Selma throws the tiresome birth-to-death biopic approach out the window in favor of capturing a seminal three-month period in King’s life. The film grounds King while exploring his impact as as a political and, equally important, spiritual leader during a time of intense strife. And though there are a few moments when Oyelowo’s American accent bothered me, his performance as King is both compelling and restrained—in one scene, he describes at the pulpit the importance of sacrifice, of dying for what is right, and thanks to the centered integrity of his performance, his speech is deeply moving even if its message isn’t revolutionary (and even if the words technically come from DuVernay, not King, as you mentioned).
It’s true that Selma fudges the timeline and some of the exchanges between King and LBJ. Still, the well-documented contradictions of LBJ’s character are there, like them or not—LBJ was ruthless and pragmatic, could be on the phone with King one minute and having tea with a racist segregationist the next. Shocking for a politician, I know.

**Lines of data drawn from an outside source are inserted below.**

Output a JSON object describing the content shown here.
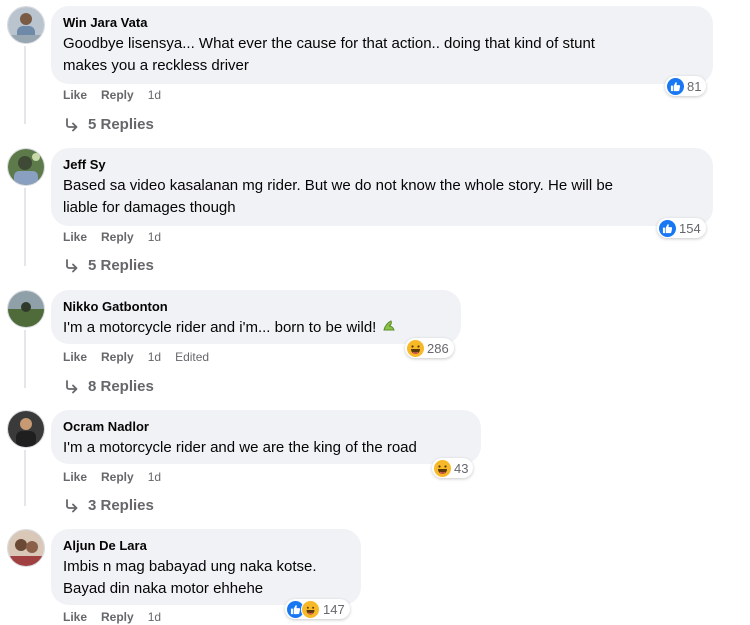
{
  "comments": [
    {
      "author": "Win Jara Vata",
      "text_lines": [
        "Goodbye lisensya... What ever the cause for that action.. doing that kind of stunt",
        "makes you a reckless driver"
      ],
      "reactions": {
        "icons": [
          "like-icon"
        ],
        "count": "81"
      },
      "actions": {
        "like": "Like",
        "reply": "Reply",
        "time": "1d"
      },
      "replies_label": "5 Replies"
    },
    {
      "author": "Jeff Sy",
      "text_lines": [
        "Based sa video kasalanan mg rider. But we do not know the whole story. He will be",
        "liable for damages though"
      ],
      "reactions": {
        "icons": [
          "like-icon"
        ],
        "count": "154"
      },
      "actions": {
        "like": "Like",
        "reply": "Reply",
        "time": "1d"
      },
      "replies_label": "5 Replies"
    },
    {
      "author": "Nikko Gatbonton",
      "text_lines": [
        "I'm a motorcycle rider and i'm... born to be wild!"
      ],
      "reactions": {
        "icons": [
          "haha-icon"
        ],
        "count": "286"
      },
      "actions": {
        "like": "Like",
        "reply": "Reply",
        "time": "1d",
        "edited": "Edited"
      },
      "replies_label": "8 Replies"
    },
    {
      "author": "Ocram Nadlor",
      "text_lines": [
        "I'm a motorcycle rider and we are the king of the road"
      ],
      "reactions": {
        "icons": [
          "haha-icon"
        ],
        "count": "43"
      },
      "actions": {
        "like": "Like",
        "reply": "Reply",
        "time": "1d"
      },
      "replies_label": "3 Replies"
    },
    {
      "author": "Aljun De Lara",
      "text_lines": [
        "Imbis n mag babayad ung naka kotse.",
        "Bayad din naka motor ehhehe"
      ],
      "reactions": {
        "icons": [
          "like-icon",
          "haha-icon"
        ],
        "count": "147"
      },
      "actions": {
        "like": "Like",
        "reply": "Reply",
        "time": "1d"
      }
    }
  ],
  "colors": {
    "bubble": "#f0f2f5",
    "like_blue": "#1877f2",
    "haha_yellow": "#f7b928",
    "secondary_text": "#65676b"
  }
}
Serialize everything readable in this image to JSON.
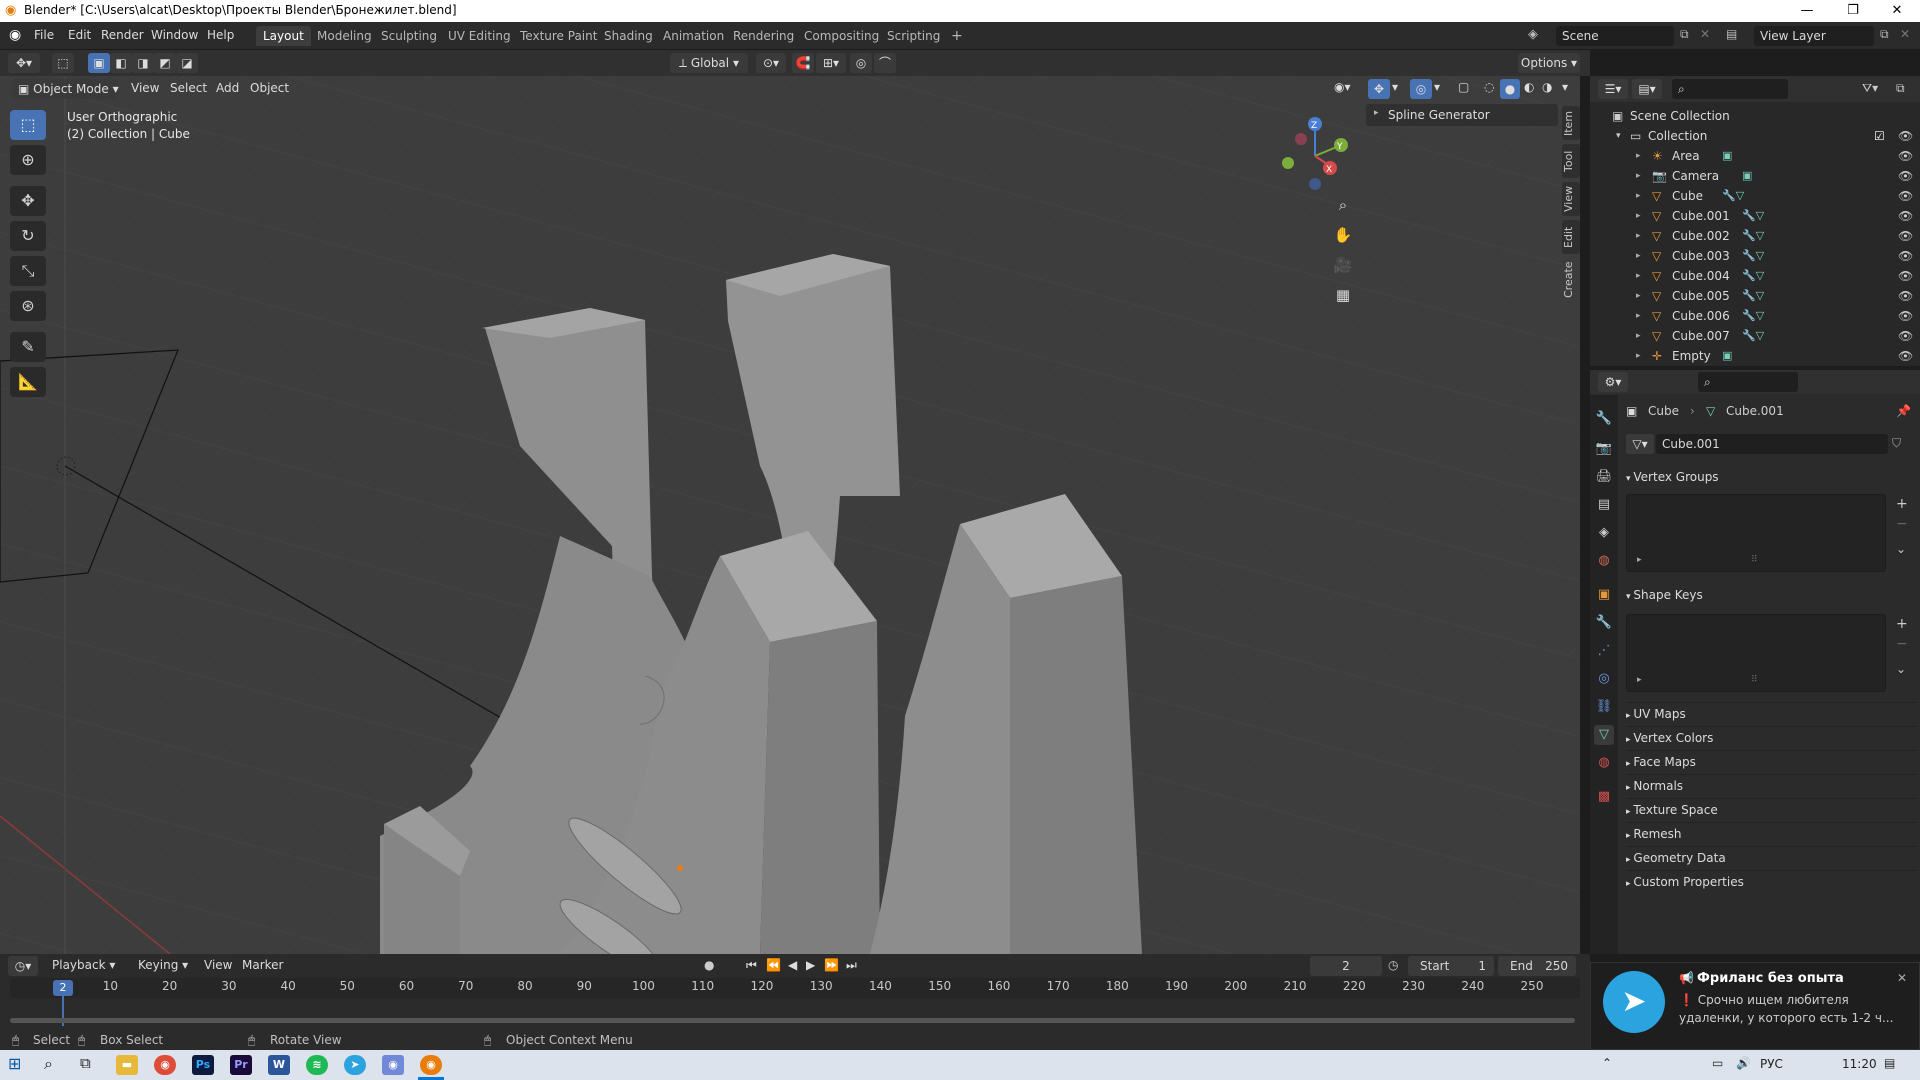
{
  "window": {
    "title": "Blender* [C:\\Users\\alcat\\Desktop\\Проекты Blender\\Бронежилет.blend]",
    "minimize": "—",
    "restore": "❐",
    "close": "✕"
  },
  "menu": [
    "File",
    "Edit",
    "Render",
    "Window",
    "Help"
  ],
  "workspaces": [
    "Layout",
    "Modeling",
    "Sculpting",
    "UV Editing",
    "Texture Paint",
    "Shading",
    "Animation",
    "Rendering",
    "Compositing",
    "Scripting"
  ],
  "active_workspace": "Layout",
  "add_workspace": "+",
  "scene": {
    "label": "Scene",
    "view_layer": "View Layer"
  },
  "toolbar": {
    "transform_orientation": "Global",
    "options": "Options"
  },
  "viewport_header": {
    "mode": "Object Mode",
    "menus": [
      "View",
      "Select",
      "Add",
      "Object"
    ]
  },
  "viewport": {
    "view_name": "User Orthographic",
    "context": "(2) Collection | Cube",
    "npanel_header": "Spline Generator",
    "side_tabs": [
      "Item",
      "Tool",
      "View",
      "Edit",
      "Create"
    ],
    "gizmo": {
      "z": "Z",
      "y": "Y",
      "x": "X"
    }
  },
  "outliner": {
    "root": "Scene Collection",
    "collection": "Collection",
    "items": [
      {
        "name": "Area",
        "icon": "light-icon"
      },
      {
        "name": "Camera",
        "icon": "camera-icon"
      },
      {
        "name": "Cube",
        "icon": "mesh-icon"
      },
      {
        "name": "Cube.001",
        "icon": "mesh-icon"
      },
      {
        "name": "Cube.002",
        "icon": "mesh-icon"
      },
      {
        "name": "Cube.003",
        "icon": "mesh-icon"
      },
      {
        "name": "Cube.004",
        "icon": "mesh-icon"
      },
      {
        "name": "Cube.005",
        "icon": "mesh-icon"
      },
      {
        "name": "Cube.006",
        "icon": "mesh-icon"
      },
      {
        "name": "Cube.007",
        "icon": "mesh-icon"
      },
      {
        "name": "Empty",
        "icon": "empty-icon"
      }
    ]
  },
  "properties": {
    "object": "Cube",
    "data": "Cube.001",
    "mesh_name": "Cube.001",
    "panels": {
      "vertex_groups": "Vertex Groups",
      "shape_keys": "Shape Keys"
    },
    "collapsed": [
      "UV Maps",
      "Vertex Colors",
      "Face Maps",
      "Normals",
      "Texture Space",
      "Remesh",
      "Geometry Data",
      "Custom Properties"
    ]
  },
  "timeline": {
    "menus": [
      "Playback",
      "Keying",
      "View",
      "Marker"
    ],
    "current_frame": "2",
    "start_label": "Start",
    "start": "1",
    "end_label": "End",
    "end": "250",
    "ruler": [
      "10",
      "20",
      "30",
      "40",
      "50",
      "60",
      "70",
      "80",
      "90",
      "100",
      "110",
      "120",
      "130",
      "140",
      "150",
      "160",
      "170",
      "180",
      "190",
      "200",
      "210",
      "220",
      "230",
      "240",
      "250"
    ],
    "playhead": "2"
  },
  "statusbar": {
    "select": "Select",
    "box_select": "Box Select",
    "rotate_view": "Rotate View",
    "context_menu": "Object Context Menu"
  },
  "notification": {
    "title": "Фриланс без опыта",
    "line1": "❗ Срочно ищем любителя",
    "line2": "удаленки, у которого есть 1-2 ч..."
  },
  "taskbar": {
    "lang": "РУС",
    "time": "11:20"
  },
  "colors": {
    "accent": "#4772b3",
    "selection": "#334d80",
    "viewport_bg": "#3d3d3d",
    "mesh": "#9a9a9a",
    "telegram": "#2aa3de"
  }
}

By taking LBJ’s stance on civil rights, which likely evolved over years, and compounding some of that evolution into the three months during which the movie is set, one could argue the “character” of LBJ gets more of an arc in the film. Sure, there are some interactions between King and LBJ that are needlessly melodramatic (perhaps because of Wilkinson’s overacting?), but in general, we’re in agreement: the hype about accuracy seems overblown, at least considering the many historical liberties taken in almost all biopics.
Besides, the debate about the merits of embellishment in narrative nonfiction, or based-on-a-true-story adaptations, encompasses far more art than just this one film. While Selma should not get picked on here, coming from a journalism background, I do tend to gravitate toward the take-the-least-amount-of-creative-license-possible-while-getting-at-a-deeper-truth approach, as narrative has a way of embedding impressions about real events and people into the collective psyche of a public unlikely to delve into their history books (or, let’s face it, Wikipedia) after every trip to the cineplex.
Nonetheless, while these questions about responsible historical storytelling should be litigated in the culture at large, it’s a shame that Selma, an impressive film that offers much more than its few contentious LBJ scenes, had to become the issue’s poster child.